Continuano a susseguirsi gli scandali informatici, nonostante l’avvio del GDPR sia ormai questione di pochi giorni. Stavolta è stata Google a finire nel mirino della giustizia, per fatti avvenuti diversi anni fa. Il colosso americano è stato infatti coinvolto da una gigantesca class action, intentata da ben 4,4 milioni di utenti iPhone del Regno Unito. Google sarebbe accusata di aver tracciato, raccolto e catalogato i dati personali sensibili degli utenti, organizzandoli in apposite categorie, al fine di facilitare il lavoro degli inserzionisti. La tipologia di dati raccolti sarebbe quanto mai varia, andando a riguardare in pratica tutti gli ambiti della sfera privata degli individui: sesso, età, nazionalità, orientamento politico e sessuale, scelte religiose, condizioni di salute, persino gusti e preferenze in ambito sportivo, musicale, gastronomico.
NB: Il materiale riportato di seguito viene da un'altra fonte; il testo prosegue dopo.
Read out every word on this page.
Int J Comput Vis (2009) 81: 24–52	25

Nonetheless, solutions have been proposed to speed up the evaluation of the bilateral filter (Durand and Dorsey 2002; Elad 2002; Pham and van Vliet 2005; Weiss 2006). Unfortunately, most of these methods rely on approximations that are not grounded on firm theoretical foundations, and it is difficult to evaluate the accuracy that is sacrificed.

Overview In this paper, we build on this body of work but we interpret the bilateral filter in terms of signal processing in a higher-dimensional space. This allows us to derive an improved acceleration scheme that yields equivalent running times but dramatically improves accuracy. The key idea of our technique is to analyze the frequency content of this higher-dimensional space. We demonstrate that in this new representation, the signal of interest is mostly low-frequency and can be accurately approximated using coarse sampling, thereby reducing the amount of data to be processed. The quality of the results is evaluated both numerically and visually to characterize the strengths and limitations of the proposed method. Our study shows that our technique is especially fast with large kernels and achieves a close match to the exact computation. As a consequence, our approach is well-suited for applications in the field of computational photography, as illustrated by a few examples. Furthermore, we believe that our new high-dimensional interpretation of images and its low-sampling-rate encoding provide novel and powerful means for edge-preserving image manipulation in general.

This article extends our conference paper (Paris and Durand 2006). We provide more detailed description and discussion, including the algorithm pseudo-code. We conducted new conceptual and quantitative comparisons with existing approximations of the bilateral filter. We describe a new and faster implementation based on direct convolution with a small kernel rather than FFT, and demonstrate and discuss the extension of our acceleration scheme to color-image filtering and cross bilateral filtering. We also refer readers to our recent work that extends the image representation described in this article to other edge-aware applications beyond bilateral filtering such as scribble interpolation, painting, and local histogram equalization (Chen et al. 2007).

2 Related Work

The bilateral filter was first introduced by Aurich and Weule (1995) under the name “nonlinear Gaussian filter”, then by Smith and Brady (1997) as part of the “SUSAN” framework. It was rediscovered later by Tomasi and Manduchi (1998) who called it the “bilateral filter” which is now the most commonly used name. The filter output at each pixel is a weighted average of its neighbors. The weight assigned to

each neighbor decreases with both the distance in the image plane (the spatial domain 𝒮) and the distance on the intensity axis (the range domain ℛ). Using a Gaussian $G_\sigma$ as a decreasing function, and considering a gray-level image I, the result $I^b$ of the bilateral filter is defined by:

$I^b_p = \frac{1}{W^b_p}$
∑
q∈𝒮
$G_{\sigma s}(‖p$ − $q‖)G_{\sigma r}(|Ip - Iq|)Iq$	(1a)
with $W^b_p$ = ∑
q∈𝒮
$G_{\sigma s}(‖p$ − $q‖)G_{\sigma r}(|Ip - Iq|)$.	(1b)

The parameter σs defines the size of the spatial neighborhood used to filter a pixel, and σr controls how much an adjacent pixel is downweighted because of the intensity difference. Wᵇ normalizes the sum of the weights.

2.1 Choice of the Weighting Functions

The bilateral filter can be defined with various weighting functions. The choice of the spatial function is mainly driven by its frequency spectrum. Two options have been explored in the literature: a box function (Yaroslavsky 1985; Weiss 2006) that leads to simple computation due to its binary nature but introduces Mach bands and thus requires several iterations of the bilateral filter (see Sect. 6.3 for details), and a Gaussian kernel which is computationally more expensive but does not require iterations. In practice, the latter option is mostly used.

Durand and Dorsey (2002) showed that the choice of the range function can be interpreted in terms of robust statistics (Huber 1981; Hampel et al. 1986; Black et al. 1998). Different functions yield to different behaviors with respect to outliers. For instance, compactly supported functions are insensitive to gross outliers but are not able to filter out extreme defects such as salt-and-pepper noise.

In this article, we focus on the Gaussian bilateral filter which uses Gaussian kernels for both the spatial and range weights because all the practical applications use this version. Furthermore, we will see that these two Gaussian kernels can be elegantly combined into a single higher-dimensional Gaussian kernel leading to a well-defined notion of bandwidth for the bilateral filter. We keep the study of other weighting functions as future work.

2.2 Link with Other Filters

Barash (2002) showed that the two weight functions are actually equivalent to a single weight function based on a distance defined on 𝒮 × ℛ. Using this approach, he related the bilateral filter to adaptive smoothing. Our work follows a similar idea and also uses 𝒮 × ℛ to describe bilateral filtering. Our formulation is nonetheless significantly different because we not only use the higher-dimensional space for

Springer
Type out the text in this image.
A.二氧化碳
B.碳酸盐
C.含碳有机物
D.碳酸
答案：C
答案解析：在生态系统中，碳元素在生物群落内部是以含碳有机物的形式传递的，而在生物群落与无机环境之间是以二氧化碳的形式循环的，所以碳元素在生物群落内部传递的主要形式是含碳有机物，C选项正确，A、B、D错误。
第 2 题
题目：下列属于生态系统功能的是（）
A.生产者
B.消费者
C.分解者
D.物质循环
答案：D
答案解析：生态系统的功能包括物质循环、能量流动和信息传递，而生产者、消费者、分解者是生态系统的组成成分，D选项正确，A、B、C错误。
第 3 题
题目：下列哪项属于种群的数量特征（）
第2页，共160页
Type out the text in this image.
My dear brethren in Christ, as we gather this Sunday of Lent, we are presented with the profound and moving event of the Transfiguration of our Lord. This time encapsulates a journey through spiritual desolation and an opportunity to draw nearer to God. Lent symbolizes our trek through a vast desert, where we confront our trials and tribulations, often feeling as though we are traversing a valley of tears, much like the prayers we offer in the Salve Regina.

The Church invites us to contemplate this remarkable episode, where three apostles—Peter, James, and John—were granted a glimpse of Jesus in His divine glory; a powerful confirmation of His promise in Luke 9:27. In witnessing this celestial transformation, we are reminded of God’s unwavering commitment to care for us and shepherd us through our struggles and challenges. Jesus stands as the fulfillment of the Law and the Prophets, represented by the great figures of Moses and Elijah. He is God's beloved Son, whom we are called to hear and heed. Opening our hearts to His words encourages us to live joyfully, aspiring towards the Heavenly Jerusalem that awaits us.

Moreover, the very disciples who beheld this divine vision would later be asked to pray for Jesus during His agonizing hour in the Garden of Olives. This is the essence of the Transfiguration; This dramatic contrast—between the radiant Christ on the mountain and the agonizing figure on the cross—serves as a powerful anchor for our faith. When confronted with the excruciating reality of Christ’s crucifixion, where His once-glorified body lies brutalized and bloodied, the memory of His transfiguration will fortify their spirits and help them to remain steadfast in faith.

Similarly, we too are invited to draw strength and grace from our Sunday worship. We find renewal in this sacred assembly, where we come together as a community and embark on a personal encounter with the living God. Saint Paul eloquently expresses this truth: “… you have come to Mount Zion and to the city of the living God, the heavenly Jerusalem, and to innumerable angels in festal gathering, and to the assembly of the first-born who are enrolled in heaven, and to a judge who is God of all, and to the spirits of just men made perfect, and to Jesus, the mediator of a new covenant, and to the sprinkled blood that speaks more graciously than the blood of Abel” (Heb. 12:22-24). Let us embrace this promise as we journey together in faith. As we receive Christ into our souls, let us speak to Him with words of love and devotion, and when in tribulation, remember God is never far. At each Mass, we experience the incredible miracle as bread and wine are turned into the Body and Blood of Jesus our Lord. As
I rischi della class action per Google

L’accusa è particolarmente grave in quanto sembra che Google, per raggiungere lo scopo, abbia messo a punto ed utilizzato un algoritmo capace di aggirare le restrizioni a tutela della privacy del browser di navigazione Safari, utilizzato sugli smartphone della mela morsicata. Tutto ciò sarebbe avvenuto nel periodo compreso tra l’estate 2011 e l’inizio primavera dell’anno successivo. Il risarcimento al singolo ricorrente dovrebbe essere di modesta entità e rimanere al di sotto dei 1000 Euro; ciò nonostante, l’elevatissimo numero di persone che hanno aderito alla class action ed il rischio che essa possa estendersi anche agli Stati Uniti, preoccupano e non poco il colosso di Mountain View. Secondo stime degli analisti, il risarcimento totale per gli utenti potrebbe difatti ammontare ad una cifra complessiva potenzialmente superiore ai 3 miliardi e mezzo di Euro.

Google

La linea di difesa di Google contro la class action

Google, dal canto suo, respinge per ora tutte le accuse ed eccepisce sulla competenza a giudicare in materia da parte di un tribunale britannico. Non sarebbe la prima volta che l’azienda americana viene multata per accuse simili, anche se per importi decisamente minori e per azioni legali intentate nei soli Stati Uniti.